With the official start of summer, teens and young adults are more than ready to get out in the nice weather and blow off some steam with their favorite athletic activity. According to a recent statistical analysis conducted by the National Weather Service (NWS), certain "leisure activities" performed during threatening weather conditions could lead to lightning-related fatality.

Much to the surprise of experts from the NWS, 41 percent of sports-related lightning fatalities were attributed to soccer, compared to 28 percent that were attributed to golf. Of course, fishing was considered the most dangerous activity during a lightning storm, contributing to 26 deaths between 2006 and 2012, io9 reported.

Lightning specialist with the NWS, John Jensienius, stated, "When people think of lightning deaths, they usually think of golf. NOAA has made a concerted effort to raise lightning awareness in the golf community since we began the campaign in 2001, and we believe our outreach has made a huge difference since lightning-related deaths on golf courses have decreased by 75 percent."

Out of the 238 cases compiled for this study, 82 percent of deaths were male, while only 18 percent were female. For both men and women, the average age range in which lightning deaths occurred was between 10 and 29.

Jensienius and his colleague could only speculate as to what causes this severe drop in numbers between male and female lighting fatalities.

The research team stated in its report, "Possible explanations for [male fatalities far exceeding female fatalities] are that males are unaware of all the dangers associated with lightning, are more likely to be in vulnerable situations, are unwilling to be inconvenienced by the threat of lightning, are in situations that make it difficult to get to a safe place in a timely manner, don't react quickly to the lightning threat, or any combination of these explanations."

To make sure athletes are fully aware of the dangers involved with being outside during a lightning and thunderstorm, the National Athletic Trainers' Association (NATA) offered recommendations for lightning safety in a report featured in the Journal of Athletic Training back in March of this year.

NATA's recommend policies for lighting safety include:

1. Establish a lightning-specific emergency action plan for each venue - Many summer outdoor locations, such as beaches and pools, have already taken this type of prevention. NATA suggests these action plans be duplicated at other popular sites like ball fields and public parks.

2. Ensure lightning and general weather awareness - A lot of outlets, including the NWS, offer hour-by-hour weather tracking. If you know there's a threat in your area, it's probably best to stay indoors.

3. Prepare large venue planning protocols - Events that draw large crowds should be closely monitored for the threat of a lightning strike. Outdoor events should either be postponed or moved to an indoor facility if weather conditions are threatening.

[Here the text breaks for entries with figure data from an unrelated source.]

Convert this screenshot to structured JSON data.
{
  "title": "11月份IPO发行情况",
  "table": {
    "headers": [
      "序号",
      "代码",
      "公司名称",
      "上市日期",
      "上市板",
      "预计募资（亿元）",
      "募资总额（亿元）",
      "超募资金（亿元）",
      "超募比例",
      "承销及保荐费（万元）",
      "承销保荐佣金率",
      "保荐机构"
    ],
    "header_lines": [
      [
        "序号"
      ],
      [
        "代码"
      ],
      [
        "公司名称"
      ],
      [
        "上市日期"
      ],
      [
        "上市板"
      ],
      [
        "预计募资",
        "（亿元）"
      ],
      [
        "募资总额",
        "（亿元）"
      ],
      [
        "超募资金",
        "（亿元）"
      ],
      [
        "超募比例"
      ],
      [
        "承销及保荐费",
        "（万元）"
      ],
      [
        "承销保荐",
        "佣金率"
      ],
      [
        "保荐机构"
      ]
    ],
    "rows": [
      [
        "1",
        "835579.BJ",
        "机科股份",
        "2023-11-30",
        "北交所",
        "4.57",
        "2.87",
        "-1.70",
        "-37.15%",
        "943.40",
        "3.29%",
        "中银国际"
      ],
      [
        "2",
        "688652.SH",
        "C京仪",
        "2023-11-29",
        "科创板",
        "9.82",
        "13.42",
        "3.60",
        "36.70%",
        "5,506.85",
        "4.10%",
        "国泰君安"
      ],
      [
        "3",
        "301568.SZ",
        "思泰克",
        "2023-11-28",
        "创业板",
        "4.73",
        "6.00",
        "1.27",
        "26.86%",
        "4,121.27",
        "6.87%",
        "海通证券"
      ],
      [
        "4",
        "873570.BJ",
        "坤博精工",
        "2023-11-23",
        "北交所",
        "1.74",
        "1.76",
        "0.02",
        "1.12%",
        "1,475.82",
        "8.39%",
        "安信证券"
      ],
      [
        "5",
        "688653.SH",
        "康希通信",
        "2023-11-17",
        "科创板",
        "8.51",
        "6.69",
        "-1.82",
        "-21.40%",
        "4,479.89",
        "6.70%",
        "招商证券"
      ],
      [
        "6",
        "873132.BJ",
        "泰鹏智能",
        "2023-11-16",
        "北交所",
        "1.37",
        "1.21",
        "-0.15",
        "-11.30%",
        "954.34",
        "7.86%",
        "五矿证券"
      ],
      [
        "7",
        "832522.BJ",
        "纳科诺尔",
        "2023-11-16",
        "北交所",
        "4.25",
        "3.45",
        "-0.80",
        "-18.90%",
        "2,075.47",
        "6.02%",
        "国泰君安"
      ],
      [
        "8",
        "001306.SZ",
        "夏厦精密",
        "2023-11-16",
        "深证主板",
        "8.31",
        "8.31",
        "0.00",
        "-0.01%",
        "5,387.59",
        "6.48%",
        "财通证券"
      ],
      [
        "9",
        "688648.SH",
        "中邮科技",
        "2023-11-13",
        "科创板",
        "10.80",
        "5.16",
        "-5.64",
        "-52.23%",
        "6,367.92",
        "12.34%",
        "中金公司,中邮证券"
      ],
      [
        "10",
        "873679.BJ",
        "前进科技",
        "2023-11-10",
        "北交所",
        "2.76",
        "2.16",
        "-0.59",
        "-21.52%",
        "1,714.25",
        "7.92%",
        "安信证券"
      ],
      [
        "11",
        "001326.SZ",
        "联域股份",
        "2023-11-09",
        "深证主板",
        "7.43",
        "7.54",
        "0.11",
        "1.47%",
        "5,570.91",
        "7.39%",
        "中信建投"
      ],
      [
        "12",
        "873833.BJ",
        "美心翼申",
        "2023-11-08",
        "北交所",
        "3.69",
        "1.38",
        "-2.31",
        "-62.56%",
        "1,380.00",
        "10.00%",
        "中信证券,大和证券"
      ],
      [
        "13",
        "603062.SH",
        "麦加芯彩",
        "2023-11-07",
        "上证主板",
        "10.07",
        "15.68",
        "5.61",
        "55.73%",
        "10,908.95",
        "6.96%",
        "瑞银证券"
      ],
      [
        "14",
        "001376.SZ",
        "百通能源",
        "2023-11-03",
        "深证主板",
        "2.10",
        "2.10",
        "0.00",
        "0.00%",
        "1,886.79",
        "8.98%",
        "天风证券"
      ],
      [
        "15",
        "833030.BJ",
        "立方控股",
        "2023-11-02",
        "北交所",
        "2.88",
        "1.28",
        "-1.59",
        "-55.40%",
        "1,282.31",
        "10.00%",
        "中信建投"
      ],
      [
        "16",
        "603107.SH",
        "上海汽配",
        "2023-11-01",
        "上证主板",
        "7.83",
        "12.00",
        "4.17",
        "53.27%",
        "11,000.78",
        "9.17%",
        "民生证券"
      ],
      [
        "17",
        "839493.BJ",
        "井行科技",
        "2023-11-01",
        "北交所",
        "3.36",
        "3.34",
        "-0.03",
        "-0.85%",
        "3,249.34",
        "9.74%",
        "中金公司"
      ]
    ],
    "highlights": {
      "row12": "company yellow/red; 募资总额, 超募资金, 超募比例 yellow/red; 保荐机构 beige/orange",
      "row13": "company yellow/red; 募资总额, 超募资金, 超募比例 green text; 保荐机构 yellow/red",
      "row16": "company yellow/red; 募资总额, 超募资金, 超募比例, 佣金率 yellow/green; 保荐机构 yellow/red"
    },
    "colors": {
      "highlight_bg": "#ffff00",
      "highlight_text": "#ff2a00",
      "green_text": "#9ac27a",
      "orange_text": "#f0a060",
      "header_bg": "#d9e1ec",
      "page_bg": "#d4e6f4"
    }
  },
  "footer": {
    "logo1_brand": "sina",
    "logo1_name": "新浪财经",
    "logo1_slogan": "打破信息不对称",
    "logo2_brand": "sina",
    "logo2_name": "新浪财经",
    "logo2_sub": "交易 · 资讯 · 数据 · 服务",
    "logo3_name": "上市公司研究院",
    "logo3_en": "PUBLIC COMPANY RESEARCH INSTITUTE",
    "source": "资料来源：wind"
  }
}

4. Provide first aid - It goes without saying anyone struck by lightning should receive immediate medical attention once transported indoors. Automated External Defibrillators (AED) are recommended for most outdoor facilities where the public gathers and should be administered if someone is unconscious or without a pulse.

"All individuals, particularly those who are in charge of sports and recreational activities, should be aware of the hazards, establish and follow appropriate guidelines and ensure that those around them do so," said Katie Walsh, EdD, ATC, East Carolina University, who chaired the position statement writing group. "Proper preparation and notifying participants of lightning danger is critical."